Presented, before, at the end of last year , to Dealers, officially presented in Rimini last January, Chocolab has been since the beginning our more "popular" chocolate machine in the world and since these last months we can say that it is used in different corners of Italy, Europe and the World.
A machine for chocolate that starting from a sturdy supporting table when you don't use it, becomes continuous tempering, professional enrobing machine, an enrobing for truffles, a machine that produces tablets and shells, a machine that can have a compartment to hold in the cold the products for pre-crystallization or hot the products for preparations prior to their use; a machine that over the bowl from 12 kilograms has a preheating room that can also contains 40 kilograms of chocolate in drops.
It was obvious that this idea, this new way of working with chocolate, it would be a success.
When I started with Fbm a lot of years ago, there were machines for the industry and for the medium production that were sold to bakeries and pastry also if these ones have not all this production to do.
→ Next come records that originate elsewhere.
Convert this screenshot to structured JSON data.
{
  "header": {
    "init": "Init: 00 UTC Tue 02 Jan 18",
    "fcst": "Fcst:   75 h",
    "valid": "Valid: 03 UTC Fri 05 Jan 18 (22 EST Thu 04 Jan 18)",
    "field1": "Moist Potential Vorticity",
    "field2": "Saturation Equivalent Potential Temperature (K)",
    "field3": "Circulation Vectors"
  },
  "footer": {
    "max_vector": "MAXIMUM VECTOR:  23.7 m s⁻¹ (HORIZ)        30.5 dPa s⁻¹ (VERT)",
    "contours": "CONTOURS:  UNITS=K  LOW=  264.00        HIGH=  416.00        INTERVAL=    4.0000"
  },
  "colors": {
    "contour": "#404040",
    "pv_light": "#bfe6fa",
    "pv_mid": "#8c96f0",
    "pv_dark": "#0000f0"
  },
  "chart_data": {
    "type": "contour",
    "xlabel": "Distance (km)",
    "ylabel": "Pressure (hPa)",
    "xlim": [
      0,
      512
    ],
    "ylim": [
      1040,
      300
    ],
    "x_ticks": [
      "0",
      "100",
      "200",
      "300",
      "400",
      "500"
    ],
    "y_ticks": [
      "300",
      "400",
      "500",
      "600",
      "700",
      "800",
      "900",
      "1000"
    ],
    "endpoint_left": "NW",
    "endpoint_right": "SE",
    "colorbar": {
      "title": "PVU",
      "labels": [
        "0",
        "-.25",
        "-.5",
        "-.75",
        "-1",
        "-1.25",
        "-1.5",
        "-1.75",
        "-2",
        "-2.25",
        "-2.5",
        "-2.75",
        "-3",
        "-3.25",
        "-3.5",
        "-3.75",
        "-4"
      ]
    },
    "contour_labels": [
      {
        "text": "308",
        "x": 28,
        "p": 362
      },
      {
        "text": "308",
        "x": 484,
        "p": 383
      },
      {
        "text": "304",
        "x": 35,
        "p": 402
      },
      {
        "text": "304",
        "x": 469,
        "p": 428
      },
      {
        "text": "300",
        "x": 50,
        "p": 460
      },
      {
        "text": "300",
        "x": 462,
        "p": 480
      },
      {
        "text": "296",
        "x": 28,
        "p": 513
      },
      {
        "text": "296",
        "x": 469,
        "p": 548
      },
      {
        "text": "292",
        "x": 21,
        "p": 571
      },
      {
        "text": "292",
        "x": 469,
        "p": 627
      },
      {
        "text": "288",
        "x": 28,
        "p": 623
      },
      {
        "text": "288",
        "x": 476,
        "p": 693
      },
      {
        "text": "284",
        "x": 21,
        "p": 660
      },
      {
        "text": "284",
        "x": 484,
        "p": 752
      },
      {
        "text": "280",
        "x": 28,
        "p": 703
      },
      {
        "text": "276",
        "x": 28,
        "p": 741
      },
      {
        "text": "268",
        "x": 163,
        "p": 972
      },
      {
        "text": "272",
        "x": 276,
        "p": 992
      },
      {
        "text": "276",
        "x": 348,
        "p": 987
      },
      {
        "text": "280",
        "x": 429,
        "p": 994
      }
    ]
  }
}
We and our Competitors have continued to produce this kind of machine "forcing" the pastry to buy machines often oversized and with very expensive accessories that required major productions to be able to recoup the investment.
Chocolab is the solution to this problem for most of the producers of artisan chocolate.
Maybe for the crisis, maybe because the most of artisan chocolatiers made 100 kilograms of chocolate in a month while we, like our competitors, produce machine that could give more than 100 kilograms in less than one hour, may be that now the chocolatiers need differents kind of little productions in a little space , may be for a lot of others causes but the only answer that the market could need was only this.
I hope that the cover is considered beautiful, but surely I can already say that the Chocolab it is!